Energynews.id | Ketua Umum (Ketum) Purnomo Yusgiantoro Center (PYC) Filda C. Yusgiantoro, mengatakan, transisi energi membutuhkan pembaruan teknologi, dana, dan human capital (sumber daya manusia/SDM) berdaya saing tinggi.
Indonesia memerlukan pembiayaan sebagai investasi sebesar US$ 1 triliun untuk menuju energi baru dan terbarukan (EBT) pada tahun 2060 mendatang.
Baca Juga:
PLN Siap Wujudkan Target 75 GW Pembangkit EBT 2040 Lewat Kolaborasi Swasta
Biaya transisi energi tersebut diperkirakan akan meningkat seiring diterapkannya pensiun dini untuk pembangkit listrik tenaga uap (PLTU) berbasis batu bara.

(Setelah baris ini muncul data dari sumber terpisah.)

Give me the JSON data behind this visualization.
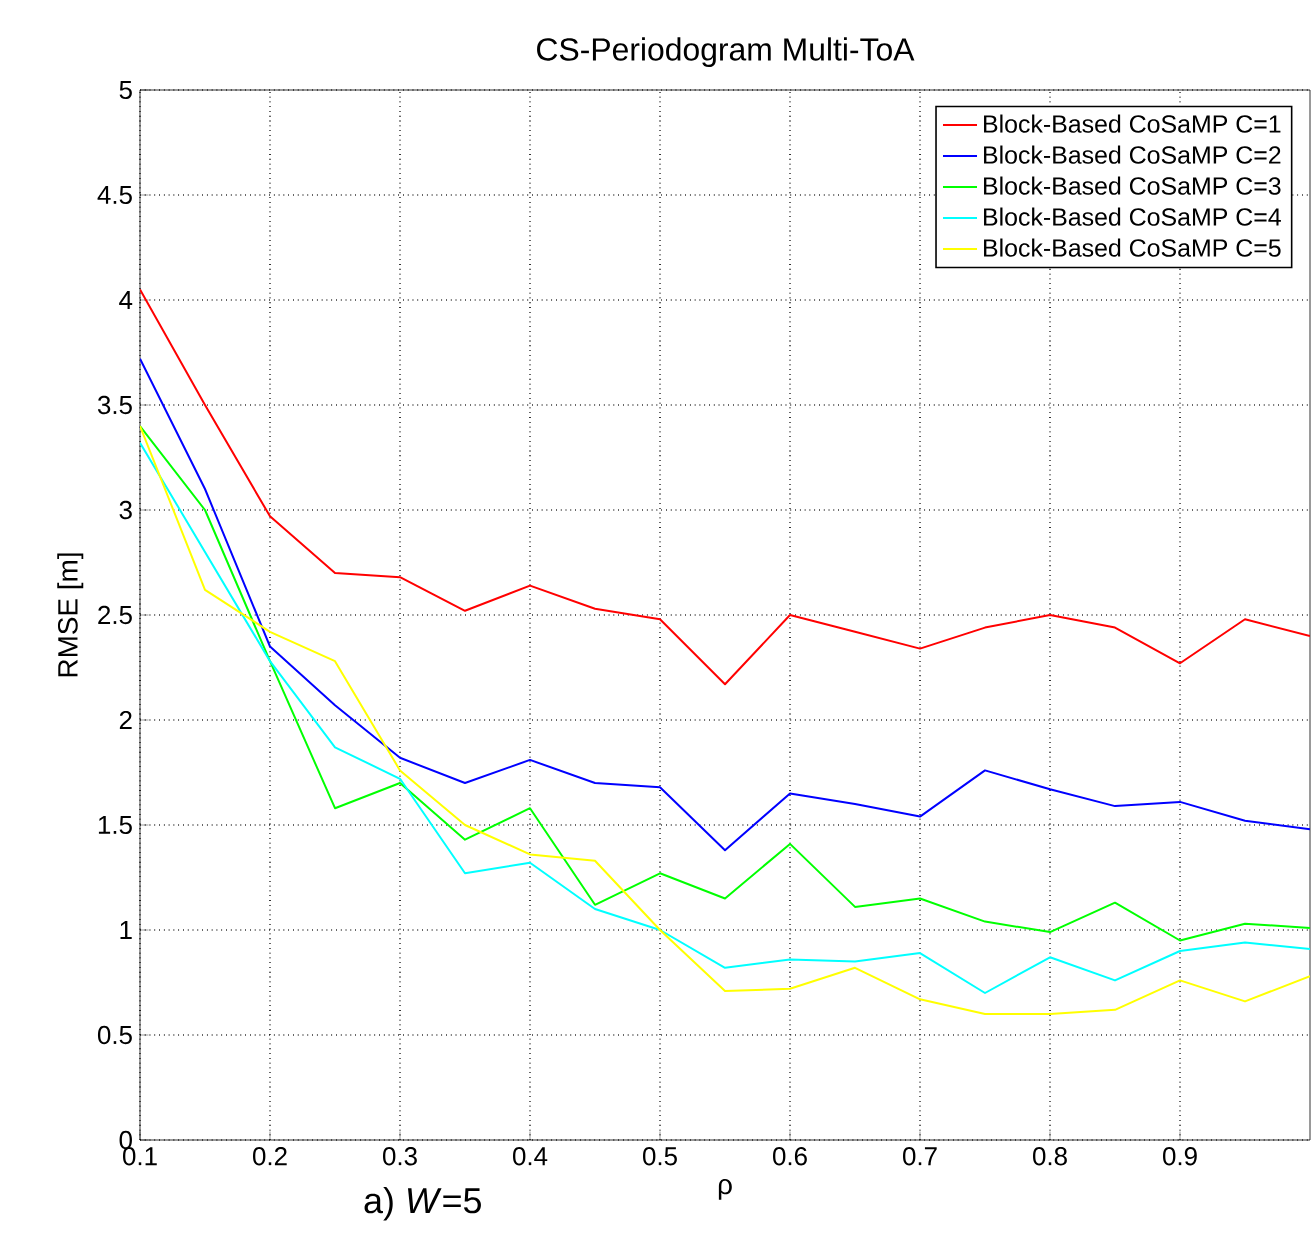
{
  "chart_data": {
    "type": "line",
    "title": "CS-Periodogram Multi-ToA",
    "xlabel": "ρ",
    "ylabel": "RMSE [m]",
    "annotations": [
      "a)  *W*=5"
    ],
    "x": [
      0.1,
      0.15,
      0.2,
      0.25,
      0.3,
      0.35,
      0.4,
      0.45,
      0.5,
      0.55,
      0.6,
      0.65,
      0.7,
      0.75,
      0.8,
      0.85,
      0.9,
      0.95,
      1.0
    ],
    "series": [
      {
        "name": "Block-Based CoSaMP C=1",
        "color": "#ff0000",
        "values": [
          4.05,
          3.5,
          2.97,
          2.7,
          2.68,
          2.52,
          2.64,
          2.53,
          2.48,
          2.17,
          2.5,
          2.42,
          2.34,
          2.44,
          2.5,
          2.44,
          2.27,
          2.48,
          2.4
        ]
      },
      {
        "name": "Block-Based CoSaMP C=2",
        "color": "#0000ff",
        "values": [
          3.72,
          3.1,
          2.35,
          2.07,
          1.82,
          1.7,
          1.81,
          1.7,
          1.68,
          1.38,
          1.65,
          1.6,
          1.54,
          1.76,
          1.67,
          1.59,
          1.61,
          1.52,
          1.48
        ]
      },
      {
        "name": "Block-Based CoSaMP C=3",
        "color": "#00ff00",
        "values": [
          3.4,
          3.0,
          2.28,
          1.58,
          1.7,
          1.43,
          1.58,
          1.12,
          1.27,
          1.15,
          1.41,
          1.11,
          1.15,
          1.04,
          0.99,
          1.13,
          0.95,
          1.03,
          1.01
        ]
      },
      {
        "name": "Block-Based CoSaMP C=4",
        "color": "#00ffff",
        "values": [
          3.32,
          2.8,
          2.28,
          1.87,
          1.72,
          1.27,
          1.32,
          1.1,
          1.0,
          0.82,
          0.86,
          0.85,
          0.89,
          0.7,
          0.87,
          0.76,
          0.9,
          0.94,
          0.91
        ]
      },
      {
        "name": "Block-Based CoSaMP C=5",
        "color": "#ffff00",
        "values": [
          3.4,
          2.62,
          2.42,
          2.28,
          1.76,
          1.5,
          1.36,
          1.33,
          1.0,
          0.71,
          0.72,
          0.82,
          0.67,
          0.6,
          0.6,
          0.62,
          0.76,
          0.66,
          0.78
        ]
      }
    ],
    "xlim": [
      0.1,
      1.0
    ],
    "xticks": [
      0.1,
      0.2,
      0.3,
      0.4,
      0.5,
      0.6,
      0.7,
      0.8,
      0.9
    ],
    "ylim": [
      0,
      5
    ],
    "yticks": [
      0,
      0.5,
      1,
      1.5,
      2,
      2.5,
      3,
      3.5,
      4,
      4.5,
      5
    ],
    "grid": true,
    "legend": "top right",
    "marker": "none",
    "line_style": "solid"
  }
}
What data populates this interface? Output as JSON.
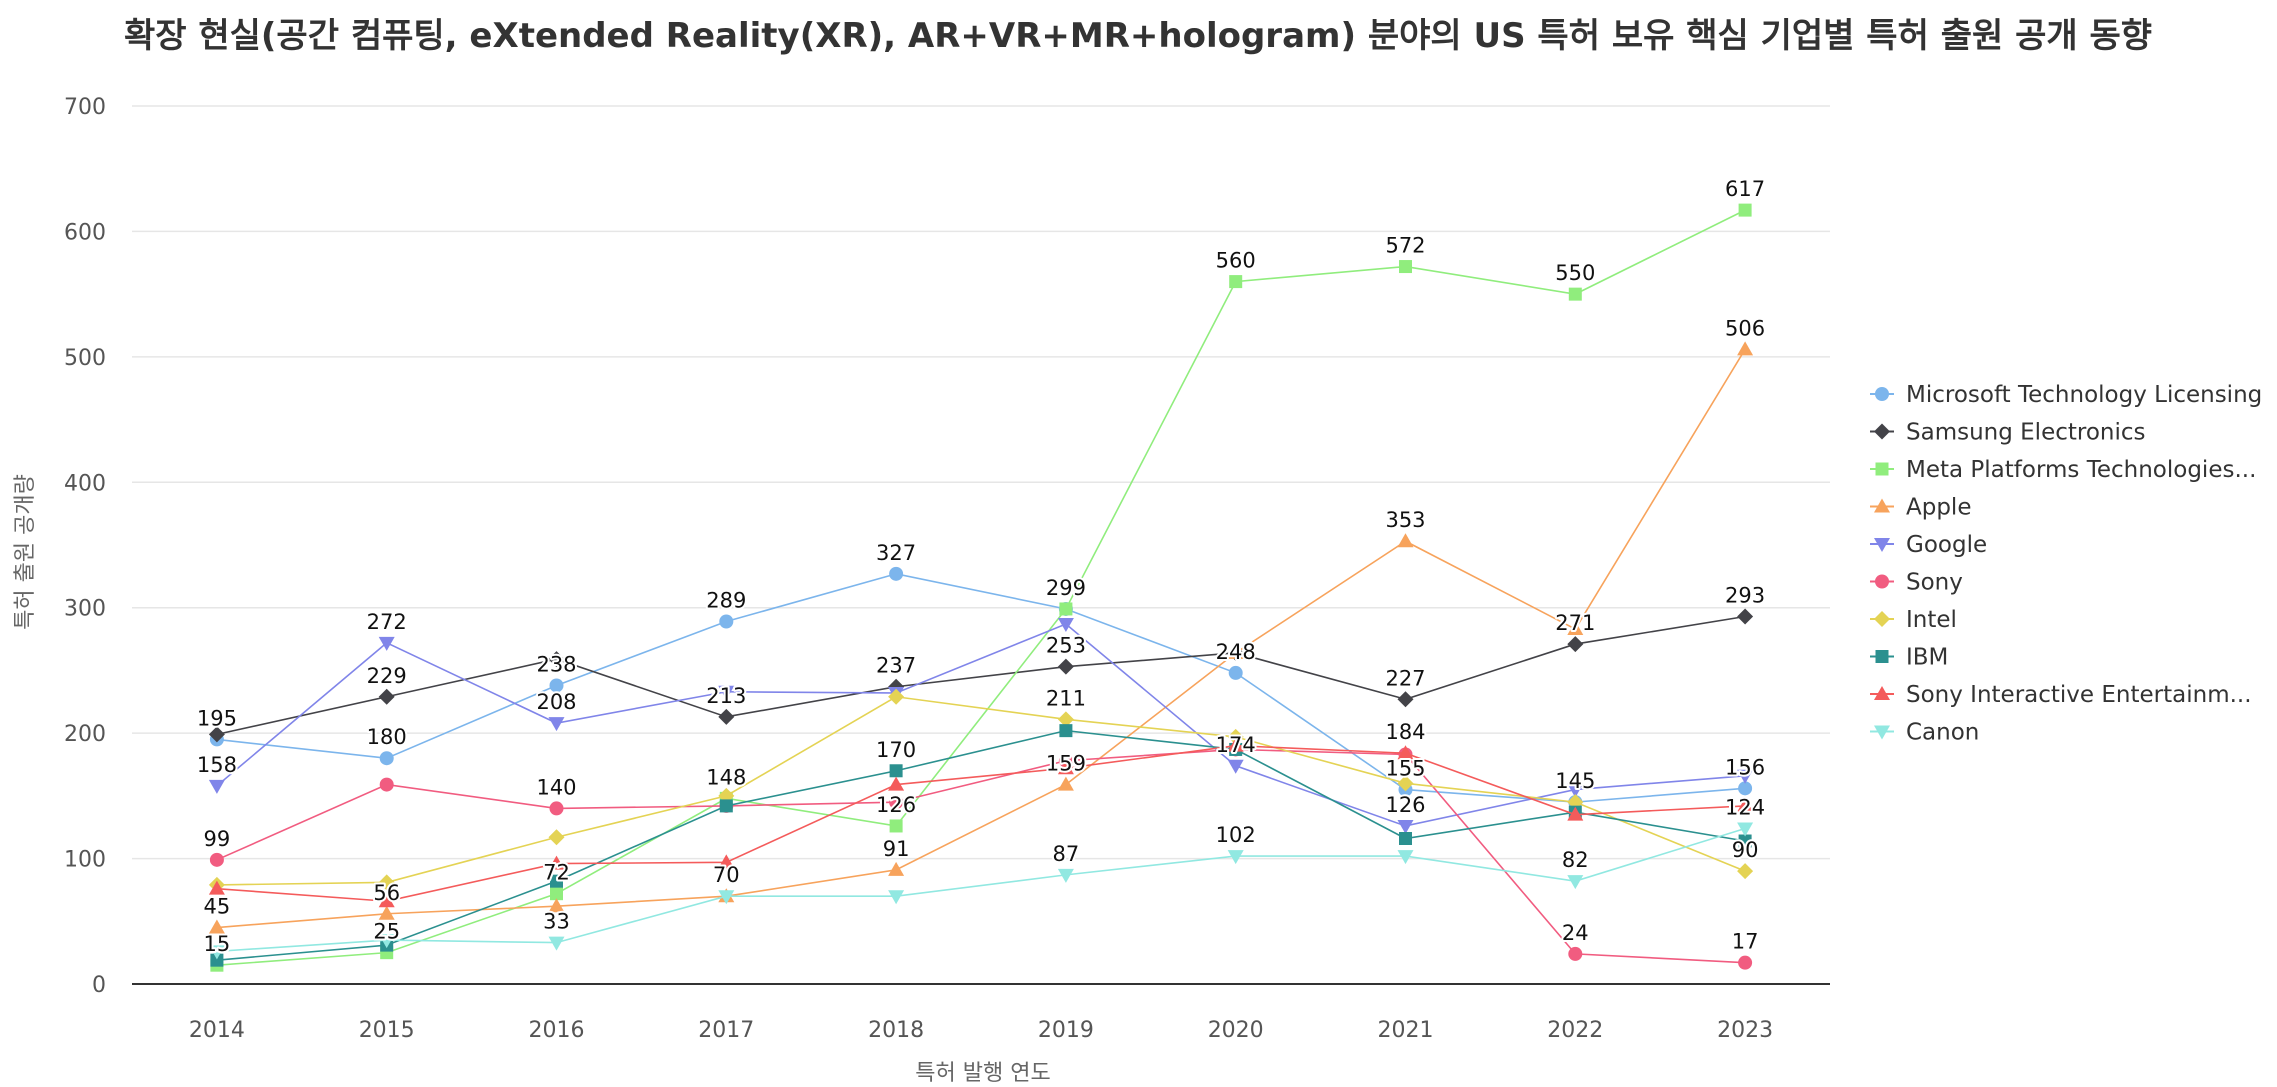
{
  "chart_data": {
    "type": "line",
    "title": "확장 현실(공간 컴퓨팅, eXtended Reality(XR), AR+VR+MR+hologram) 분야의 US 특허 보유 핵심 기업별 특허 출원 공개 동향",
    "xlabel": "특허 발행 연도",
    "ylabel": "특허 출원 공개량",
    "ylim": [
      0,
      700
    ],
    "yticks": [
      0,
      100,
      200,
      300,
      400,
      500,
      600,
      700
    ],
    "categories": [
      "2014",
      "2015",
      "2016",
      "2017",
      "2018",
      "2019",
      "2020",
      "2021",
      "2022",
      "2023"
    ],
    "grid": true,
    "legend_position": "right",
    "series": [
      {
        "name": "Microsoft Technology Licensing",
        "color": "#7cb5ec",
        "marker": "circle",
        "values": [
          195,
          180,
          238,
          289,
          327,
          299,
          248,
          155,
          145,
          156
        ]
      },
      {
        "name": "Samsung Electronics",
        "color": "#434348",
        "marker": "diamond",
        "values": [
          199,
          229,
          259,
          213,
          237,
          253,
          264,
          227,
          271,
          293
        ]
      },
      {
        "name": "Meta Platforms Technologies...",
        "color": "#90ed7d",
        "marker": "square",
        "values": [
          15,
          25,
          72,
          148,
          126,
          299,
          560,
          572,
          550,
          617
        ]
      },
      {
        "name": "Apple",
        "color": "#f7a35c",
        "marker": "triangle",
        "values": [
          45,
          56,
          62,
          70,
          91,
          159,
          264,
          353,
          283,
          506
        ]
      },
      {
        "name": "Google",
        "color": "#8085e9",
        "marker": "triangle-down",
        "values": [
          158,
          272,
          208,
          233,
          232,
          287,
          174,
          126,
          155,
          166
        ]
      },
      {
        "name": "Sony",
        "color": "#f15c80",
        "marker": "circle",
        "values": [
          99,
          159,
          140,
          142,
          145,
          178,
          187,
          183,
          24,
          17
        ]
      },
      {
        "name": "Intel",
        "color": "#e4d354",
        "marker": "diamond",
        "values": [
          79,
          81,
          117,
          150,
          229,
          211,
          197,
          160,
          145,
          90
        ]
      },
      {
        "name": "IBM",
        "color": "#2b908f",
        "marker": "square",
        "values": [
          19,
          31,
          82,
          142,
          170,
          202,
          187,
          116,
          137,
          114
        ]
      },
      {
        "name": "Sony Interactive Entertainm...",
        "color": "#f45b5b",
        "marker": "triangle",
        "values": [
          76,
          66,
          96,
          97,
          159,
          172,
          190,
          184,
          135,
          142
        ]
      },
      {
        "name": "Canon",
        "color": "#91e8e1",
        "marker": "triangle-down",
        "values": [
          26,
          35,
          33,
          70,
          70,
          87,
          102,
          102,
          82,
          124
        ]
      }
    ],
    "data_labels": [
      {
        "category": "2014",
        "value": 195,
        "text": "195"
      },
      {
        "category": "2014",
        "value": 158,
        "text": "158"
      },
      {
        "category": "2014",
        "value": 99,
        "text": "99"
      },
      {
        "category": "2014",
        "value": 45,
        "text": "45"
      },
      {
        "category": "2014",
        "value": 15,
        "text": "15"
      },
      {
        "category": "2015",
        "value": 272,
        "text": "272"
      },
      {
        "category": "2015",
        "value": 229,
        "text": "229"
      },
      {
        "category": "2015",
        "value": 180,
        "text": "180"
      },
      {
        "category": "2015",
        "value": 56,
        "text": "56"
      },
      {
        "category": "2015",
        "value": 25,
        "text": "25"
      },
      {
        "category": "2016",
        "value": 238,
        "text": "238"
      },
      {
        "category": "2016",
        "value": 208,
        "text": "208"
      },
      {
        "category": "2016",
        "value": 140,
        "text": "140"
      },
      {
        "category": "2016",
        "value": 72,
        "text": "72"
      },
      {
        "category": "2016",
        "value": 33,
        "text": "33"
      },
      {
        "category": "2017",
        "value": 289,
        "text": "289"
      },
      {
        "category": "2017",
        "value": 213,
        "text": "213"
      },
      {
        "category": "2017",
        "value": 148,
        "text": "148"
      },
      {
        "category": "2017",
        "value": 70,
        "text": "70"
      },
      {
        "category": "2018",
        "value": 327,
        "text": "327"
      },
      {
        "category": "2018",
        "value": 237,
        "text": "237"
      },
      {
        "category": "2018",
        "value": 170,
        "text": "170"
      },
      {
        "category": "2018",
        "value": 126,
        "text": "126"
      },
      {
        "category": "2018",
        "value": 91,
        "text": "91"
      },
      {
        "category": "2019",
        "value": 299,
        "text": "299"
      },
      {
        "category": "2019",
        "value": 253,
        "text": "253"
      },
      {
        "category": "2019",
        "value": 211,
        "text": "211"
      },
      {
        "category": "2019",
        "value": 159,
        "text": "159"
      },
      {
        "category": "2019",
        "value": 87,
        "text": "87"
      },
      {
        "category": "2020",
        "value": 560,
        "text": "560"
      },
      {
        "category": "2020",
        "value": 248,
        "text": "248"
      },
      {
        "category": "2020",
        "value": 174,
        "text": "174"
      },
      {
        "category": "2020",
        "value": 102,
        "text": "102"
      },
      {
        "category": "2021",
        "value": 572,
        "text": "572"
      },
      {
        "category": "2021",
        "value": 353,
        "text": "353"
      },
      {
        "category": "2021",
        "value": 227,
        "text": "227"
      },
      {
        "category": "2021",
        "value": 184,
        "text": "184"
      },
      {
        "category": "2021",
        "value": 155,
        "text": "155"
      },
      {
        "category": "2021",
        "value": 126,
        "text": "126"
      },
      {
        "category": "2022",
        "value": 550,
        "text": "550"
      },
      {
        "category": "2022",
        "value": 271,
        "text": "271"
      },
      {
        "category": "2022",
        "value": 145,
        "text": "145"
      },
      {
        "category": "2022",
        "value": 82,
        "text": "82"
      },
      {
        "category": "2022",
        "value": 24,
        "text": "24"
      },
      {
        "category": "2023",
        "value": 617,
        "text": "617"
      },
      {
        "category": "2023",
        "value": 506,
        "text": "506"
      },
      {
        "category": "2023",
        "value": 293,
        "text": "293"
      },
      {
        "category": "2023",
        "value": 156,
        "text": "156"
      },
      {
        "category": "2023",
        "value": 124,
        "text": "124"
      },
      {
        "category": "2023",
        "value": 90,
        "text": "90"
      },
      {
        "category": "2023",
        "value": 17,
        "text": "17"
      }
    ]
  }
}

"Semua sektor didorong untuk melakukan transisi, tidak terkecuali industri energi. Selain menyertakan pembaruan teknologi, transisi industri juga tidak lepas dari kesiapan sumber daya manusia yang ada," kata Filda pada diskusi Ensight (Energy Insight) bertajuk "Green Human Capital: Milenial dan Gen Z untuk Transisi Energi yang Berkeadilan" di Jakarta, Sabtu, (15/10/2022).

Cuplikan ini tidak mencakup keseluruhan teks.